In an interesting slide midway through the analysis, the broker lists all the countries that have pledged or legislated for a carbon neutral future. The list is extensive, includes all the world’s major economies except the USA, and even two countries that have already reached carbon neutrality, Suriname and Bhutan.

Not much heavy lifting for Bhutan to do, perhaps, but it sets a precedent. The UK has already all but phased out its reliance on coal. Natural gas will be next, if harder to achieve.

All of which means investment in renewable infrastructure globally is likely to be extensive.

“Renewable power systems are at least five times more copper-intensive than conventional power,” says Jefferies.
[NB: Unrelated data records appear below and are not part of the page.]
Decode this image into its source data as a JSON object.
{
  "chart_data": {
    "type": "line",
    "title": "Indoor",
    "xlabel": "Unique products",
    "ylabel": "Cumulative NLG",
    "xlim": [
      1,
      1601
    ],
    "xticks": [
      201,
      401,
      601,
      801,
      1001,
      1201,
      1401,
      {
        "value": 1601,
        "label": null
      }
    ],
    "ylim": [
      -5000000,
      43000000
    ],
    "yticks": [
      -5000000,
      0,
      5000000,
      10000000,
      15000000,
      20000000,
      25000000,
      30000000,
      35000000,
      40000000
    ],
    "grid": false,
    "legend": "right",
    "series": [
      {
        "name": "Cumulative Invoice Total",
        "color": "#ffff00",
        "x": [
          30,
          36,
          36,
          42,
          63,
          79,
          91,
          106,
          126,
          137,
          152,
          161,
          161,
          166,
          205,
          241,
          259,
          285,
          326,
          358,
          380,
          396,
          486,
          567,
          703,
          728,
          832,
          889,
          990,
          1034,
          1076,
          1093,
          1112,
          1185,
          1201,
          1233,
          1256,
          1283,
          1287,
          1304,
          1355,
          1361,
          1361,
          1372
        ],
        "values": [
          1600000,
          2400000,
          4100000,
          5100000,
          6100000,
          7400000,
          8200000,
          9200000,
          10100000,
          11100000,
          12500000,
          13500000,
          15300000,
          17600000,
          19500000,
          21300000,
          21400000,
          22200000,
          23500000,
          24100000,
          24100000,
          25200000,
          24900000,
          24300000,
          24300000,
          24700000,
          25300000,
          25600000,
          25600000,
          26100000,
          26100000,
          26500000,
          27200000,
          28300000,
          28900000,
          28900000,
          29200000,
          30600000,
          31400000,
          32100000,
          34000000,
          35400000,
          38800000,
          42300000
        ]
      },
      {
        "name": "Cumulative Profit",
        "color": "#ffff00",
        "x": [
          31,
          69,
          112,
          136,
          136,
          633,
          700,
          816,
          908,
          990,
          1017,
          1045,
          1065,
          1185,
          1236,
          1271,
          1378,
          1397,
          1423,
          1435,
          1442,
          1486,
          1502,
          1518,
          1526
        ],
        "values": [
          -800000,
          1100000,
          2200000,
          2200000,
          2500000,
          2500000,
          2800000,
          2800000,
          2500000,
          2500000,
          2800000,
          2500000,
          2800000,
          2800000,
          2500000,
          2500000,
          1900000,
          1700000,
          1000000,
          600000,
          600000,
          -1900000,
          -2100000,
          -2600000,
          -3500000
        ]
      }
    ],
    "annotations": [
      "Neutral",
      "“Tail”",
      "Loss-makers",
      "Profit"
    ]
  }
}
“Offshore wind is the most copper intensive, at around 15 tonnes per megawatt (MW) of installed capacity, due to extensive copper cable requirements. This compares to onshore wind and solar at around five tonnes per megawatt and conventional power at around one tonne per megawatt.

It’s these kind of exponential increases that have lead Jefferies to estimate that on the base case global copper demand is likely to increase from around 23mln tonnes this year to over 30mln tonnes by 2030.

“We forecast copper demand in renewable energy to increase from 991,000 in 2020 to 1.9mln tonnes in 2030 in our base case and to 6.4mln tonnes in our bull case,” says Jefferies.

Electric vehicle demand revving up

In percentage terms, though, the biggest boost to demand will come from electric vehicles. In this space, demand will be ten times higher in 2030, with overall tonnes consumed amounting to nearly 1.7mln tonnes.

“EVs require around 83kg of copper on average while most internal combustion engine vehicles contain less than 20kg of copper,” Jefferies points out.

“In addition, EV charging points contain around 10kg of copper each.”

By 2050 Jefferies reckons there’ll be at 60mln electric vehicles on the roads.

All of which means copper demand will significantly exceed supply, starting in 2021. And shortages should lead to substantially higher prices.

“If our assumptions are correct, the squeeze higher in copper is a question of ‘when’ rather than ‘if’,” says Jefferies.